Après la Déposition suivie de l’épisode de la Vierge de Pitié et de la scène de l’onction, Marie, le visage marqué d’une profonde tristesse, vit le dernier acte de sa propre Passion et regarde son Fils une dernière fois avant qu’il ne disparaisse dans le tombeau. Le sculpteur a voulu traduire l’intense bouleversement de saint Jean par l’attitude agitée de son corps. Tandis qu’une sainte femme essuie ses larmes, Madeleine, tenant son pot à parfums, regarde le Christ avec compassion. Celui-ci est représenté plus grand que nature et placé de telle façon que sa plaie au côté soit visible des fidèles. Yeux clos, bouche entrouverte, sa tête retombe sur l’épaule et la noble figure exprime encore la souffrance mais, après les outrages de la foule, Jésus repose en paix, entouré de ceux qui l’aiment.

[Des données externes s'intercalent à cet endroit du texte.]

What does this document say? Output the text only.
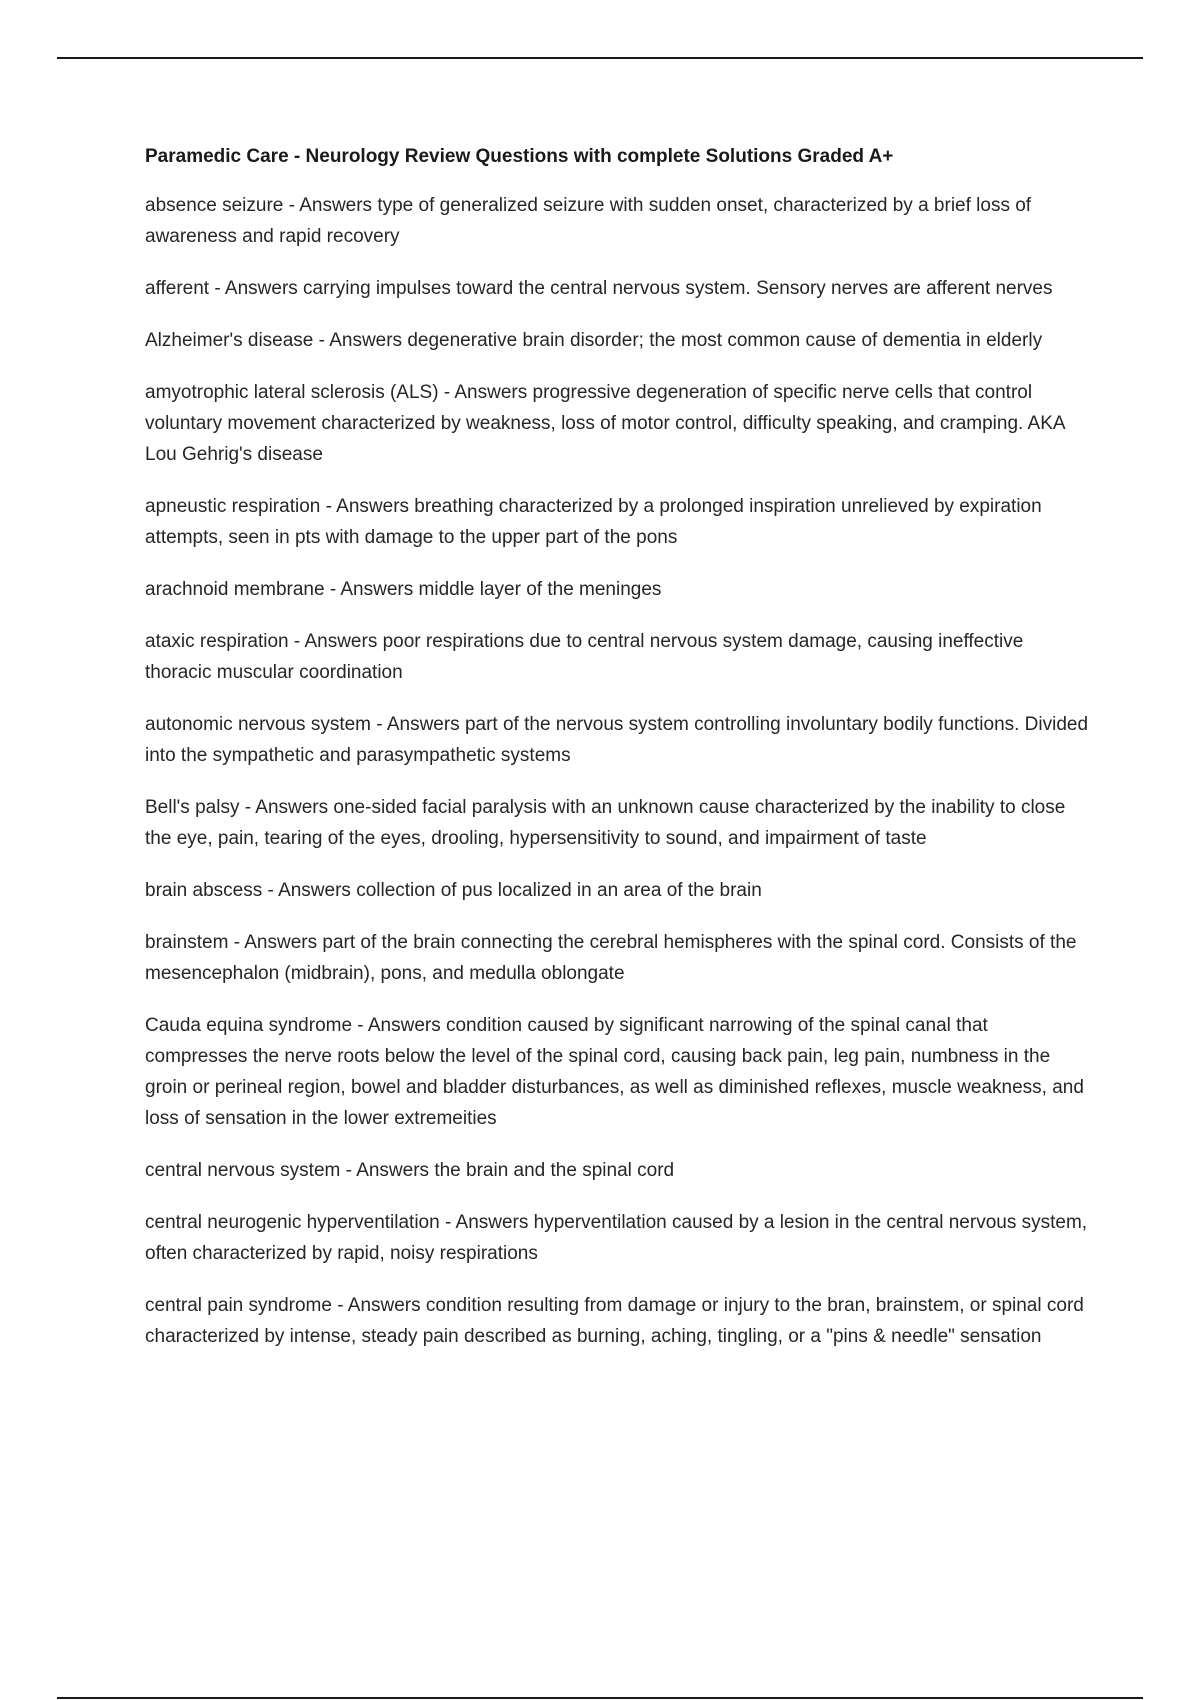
Paramedic Care - Neurology Review Questions with complete Solutions Graded A+

absence seizure - Answers type of generalized seizure with sudden onset, characterized by a brief loss of awareness and rapid recovery

afferent - Answers carrying impulses toward the central nervous system. Sensory nerves are afferent nerves

Alzheimer's disease - Answers degenerative brain disorder; the most common cause of dementia in elderly

amyotrophic lateral sclerosis (ALS) - Answers progressive degeneration of specific nerve cells that control voluntary movement characterized by weakness, loss of motor control, difficulty speaking, and cramping. AKA Lou Gehrig's disease

apneustic respiration - Answers breathing characterized by a prolonged inspiration unrelieved by expiration attempts, seen in pts with damage to the upper part of the pons

arachnoid membrane - Answers middle layer of the meninges

ataxic respiration - Answers poor respirations due to central nervous system damage, causing ineffective thoracic muscular coordination

autonomic nervous system - Answers part of the nervous system controlling involuntary bodily functions. Divided into the sympathetic and parasympathetic systems

Bell's palsy - Answers one-sided facial paralysis with an unknown cause characterized by the inability to close the eye, pain, tearing of the eyes, drooling, hypersensitivity to sound, and impairment of taste

brain abscess - Answers collection of pus localized in an area of the brain

brainstem - Answers part of the brain connecting the cerebral hemispheres with the spinal cord. Consists of the mesencephalon (midbrain), pons, and medulla oblongate

Cauda equina syndrome - Answers condition caused by significant narrowing of the spinal canal that compresses the nerve roots below the level of the spinal cord, causing back pain, leg pain, numbness in the groin or perineal region, bowel and bladder disturbances, as well as diminished reflexes, muscle weakness, and loss of sensation in the lower extremeities

central nervous system - Answers the brain and the spinal cord

central neurogenic hyperventilation - Answers hyperventilation caused by a lesion in the central nervous system, often characterized by rapid, noisy respirations

central pain syndrome - Answers condition resulting from damage or injury to the bran, brainstem, or spinal cord characterized by intense, steady pain described as burning, aching, tingling, or a "pins & needle" sensation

D’autres personnages, assis devant le sarcophage, constituent l’originalité de l’œuvre sculptée de Sissy. Ce sont les trois soldats qui avaient la garde du tombeau mais qui se sont endormis. D’où le nom donné à l’église Notre-Dame de Sissy : la chapelle des Endormis. Ils sont exécutés à une échelle moindre que les autres personnages, non pas parce qu’ils sont moins importants mais pour une raison pratique. En effet, réalisés en taille identique, les gardiens auraient gêné la vue. Dans d’autres Saints Tombeaux sculptés en France, dans la Somme par exemple, les trois soldats sont absents puisqu’ils sont presque toujours représentés au moment de la résurrection du Christ, jour de Pâques, le surlendemain de la Mise au tombeau.

A l’origine, le Sépulcre de Sissy, avec ses statues peuplant le mystérieux clair-obscur d’une petite chapelle, devait frapper l’esprit des fidèles. Aujourd’hui, même baignée par la lumière des vitraux de l’église paroissiale, cette scène de douleur n’en reste pas moins émouvante et il s’en dégage une ambiance mystique très forte.

Gérard Monsieur

(Sources : La mise au tombeau de Sissy – Christine Debrie 1982 ; Mémoires de la Société Académique de St-Quentin 1935 ; Etudes saint-quentinoises – Charles Gomart 1862.)